Die Deputierten wollten wissen, warum diese Millionen-Hilfen so schnell „geschmolzen“ waren und warum sich der kommunale Klinikverbund in einer noch angespannteren wirtschaftlichen Situation befinde. Dernedde verwies auch auf Gründe wie gesetzliche Personal- und Tarifvorgaben sowie den kontinuierlichen Rückgang vollstationärer Behandlungen. Diese Entwicklungen träfen aber auch andere Bremer Kliniken und Betreiber bundesweit, wie die Deputierten bemerkten. Dernedde räumte ein: „Es war eine falsche Annahme, dass wir kurzfristig die Null-Linie, sprich: ein ausgeglichenes Ergebnis, erreichen können. Wir hatten uns mehr Stabilität im Gesamtsystem erhofft.“ In einer Aufsichtsratssitzung im Dezember sollen konkrete und aktuelle Maßnahmen benannt werden.
Der Neubau am Klinikum Mitte beschäftigte als weiteres Hauptthema die Sitzung der Deputierten: Klaus Beekmann, in der Geno-Geschäftsführung zuständig für Infrastruktur und Technologien, und Klaus Vinke, Leiter „Besonderes Projektmanagement“, informierten über den Zeitplan. Die CDU hatte einen Bericht angefordert, nachdem im Sommer Probleme mit der Klimatechnik in einem besonders sensiblen Bereich auftraten. Zwei Krebspatienten mussten aus dem Neubau zurückverlegt werden.

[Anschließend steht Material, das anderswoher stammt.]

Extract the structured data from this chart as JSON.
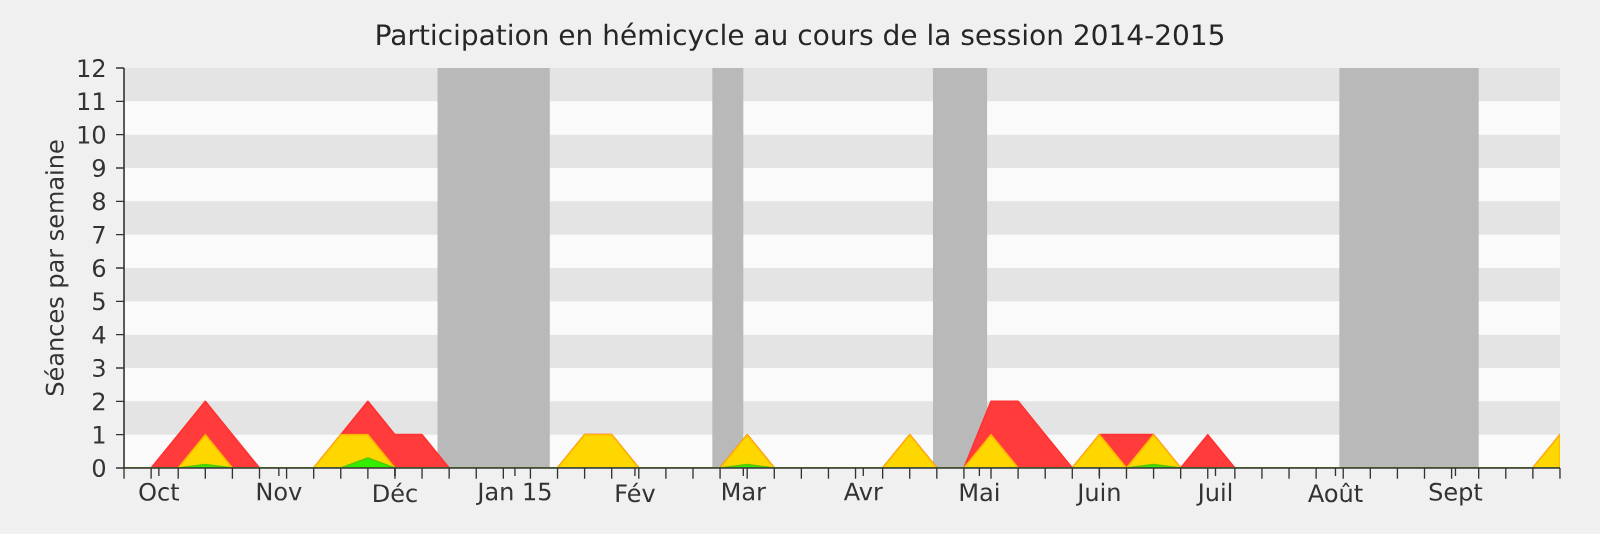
{
  "chart_data": {
    "type": "area",
    "title": "Participation en hémicycle au cours de la session 2014-2015",
    "ylabel": "Séances par semaine",
    "x": [
      "2014-09-22",
      "2014-09-29",
      "2014-10-06",
      "2014-10-13",
      "2014-10-20",
      "2014-10-27",
      "2014-11-03",
      "2014-11-10",
      "2014-11-17",
      "2014-11-24",
      "2014-12-01",
      "2014-12-08",
      "2014-12-15",
      "2014-12-22",
      "2014-12-29",
      "2015-01-05",
      "2015-01-12",
      "2015-01-19",
      "2015-01-26",
      "2015-02-02",
      "2015-02-09",
      "2015-02-16",
      "2015-02-23",
      "2015-03-02",
      "2015-03-09",
      "2015-03-16",
      "2015-03-23",
      "2015-03-30",
      "2015-04-06",
      "2015-04-13",
      "2015-04-20",
      "2015-04-27",
      "2015-05-04",
      "2015-05-11",
      "2015-05-18",
      "2015-05-25",
      "2015-06-01",
      "2015-06-08",
      "2015-06-15",
      "2015-06-22",
      "2015-06-29",
      "2015-07-06",
      "2015-07-13",
      "2015-07-20",
      "2015-07-27",
      "2015-08-03",
      "2015-08-10",
      "2015-08-17",
      "2015-08-24",
      "2015-08-31",
      "2015-09-07",
      "2015-09-14",
      "2015-09-21",
      "2015-09-28"
    ],
    "series": [
      {
        "color": "#ff3b3b",
        "values": [
          0,
          0,
          1,
          2,
          1,
          0,
          0,
          0,
          1,
          2,
          1,
          1,
          0,
          0,
          0,
          0,
          0,
          1,
          1,
          0,
          0,
          0,
          0,
          1,
          0,
          0,
          0,
          0,
          0,
          1,
          0,
          0,
          2,
          2,
          1,
          0,
          1,
          1,
          1,
          0,
          1,
          0,
          0,
          0,
          0,
          0,
          0,
          0,
          0,
          0,
          0,
          0,
          0,
          1
        ]
      },
      {
        "color": "#ffd700",
        "values": [
          0,
          0,
          0,
          1,
          0,
          0,
          0,
          0,
          1,
          1,
          0,
          0,
          0,
          0,
          0,
          0,
          0,
          1,
          1,
          0,
          0,
          0,
          0,
          1,
          0,
          0,
          0,
          0,
          0,
          1,
          0,
          0,
          1,
          0,
          0,
          0,
          1,
          0,
          1,
          0,
          0,
          0,
          0,
          0,
          0,
          0,
          0,
          0,
          0,
          0,
          0,
          0,
          0,
          1
        ]
      },
      {
        "color": "#33ee00",
        "values": [
          0,
          0,
          0,
          0.1,
          0,
          0,
          0,
          0,
          0,
          0.3,
          0,
          0,
          0,
          0,
          0,
          0,
          0,
          0,
          0,
          0,
          0,
          0,
          0,
          0.1,
          0,
          0,
          0,
          0,
          0,
          0,
          0,
          0,
          0,
          0,
          0,
          0,
          0,
          0,
          0.1,
          0,
          0,
          0,
          0,
          0,
          0,
          0,
          0,
          0,
          0,
          0,
          0,
          0,
          0,
          0
        ]
      }
    ],
    "xlim": [
      "2014-09-22",
      "2015-09-28"
    ],
    "xticks": [
      {
        "value": "2014-10-01",
        "label": "Oct"
      },
      {
        "value": "2014-11-01",
        "label": "Nov"
      },
      {
        "value": "2014-12-01",
        "label": "Déc"
      },
      {
        "value": "2015-01-01",
        "label": "Jan 15"
      },
      {
        "value": "2015-02-01",
        "label": "Fév"
      },
      {
        "value": "2015-03-01",
        "label": "Mar"
      },
      {
        "value": "2015-04-01",
        "label": "Avr"
      },
      {
        "value": "2015-05-01",
        "label": "Mai"
      },
      {
        "value": "2015-06-01",
        "label": "Juin"
      },
      {
        "value": "2015-07-01",
        "label": "Juil"
      },
      {
        "value": "2015-08-01",
        "label": "Août"
      },
      {
        "value": "2015-09-01",
        "label": "Sept"
      }
    ],
    "ylim": [
      0,
      12
    ],
    "yticks": [
      0,
      1,
      2,
      3,
      4,
      5,
      6,
      7,
      8,
      9,
      10,
      11,
      12
    ],
    "bands": [
      {
        "axis": "y",
        "from": 1,
        "to": 2,
        "color": "#e4e4e4"
      },
      {
        "axis": "y",
        "from": 3,
        "to": 4,
        "color": "#e4e4e4"
      },
      {
        "axis": "y",
        "from": 5,
        "to": 6,
        "color": "#e4e4e4"
      },
      {
        "axis": "y",
        "from": 7,
        "to": 8,
        "color": "#e4e4e4"
      },
      {
        "axis": "y",
        "from": 9,
        "to": 10,
        "color": "#e4e4e4"
      },
      {
        "axis": "y",
        "from": 11,
        "to": 12,
        "color": "#e4e4e4"
      },
      {
        "axis": "x",
        "from": "2014-12-12",
        "to": "2015-01-10",
        "color": "#b9b9b9"
      },
      {
        "axis": "x",
        "from": "2015-02-21",
        "to": "2015-03-01",
        "color": "#b9b9b9"
      },
      {
        "axis": "x",
        "from": "2015-04-19",
        "to": "2015-05-03",
        "color": "#b9b9b9"
      },
      {
        "axis": "x",
        "from": "2015-08-02",
        "to": "2015-09-07",
        "color": "#b9b9b9"
      }
    ]
  }
}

Beekmann betonte: „Diese technischen Probleme hätten vorher erkannt werden können, darüber sind wir in der Auseinandersetzung mit dem Generalplaner. Die Mehrkosten in Höhe von rund 500.000 Euro sind durch das Budget gedeckt.“ Vinke: „Das sind technische Ruckeleien, die gut in den Griff zu bekommen sind.“ Der Zeitplan für die Umzüge und die Fertigstellung des Neubaus sei dadurch nicht gefährdet. „Ende des ersten Quartals 2021 wird der Teilersatzneubau inklusive des neuen Eltern-Kind-Zentrums vollständig in Betrieb sein. Das können wir hier heute bestätigen“, betonte Beekmann.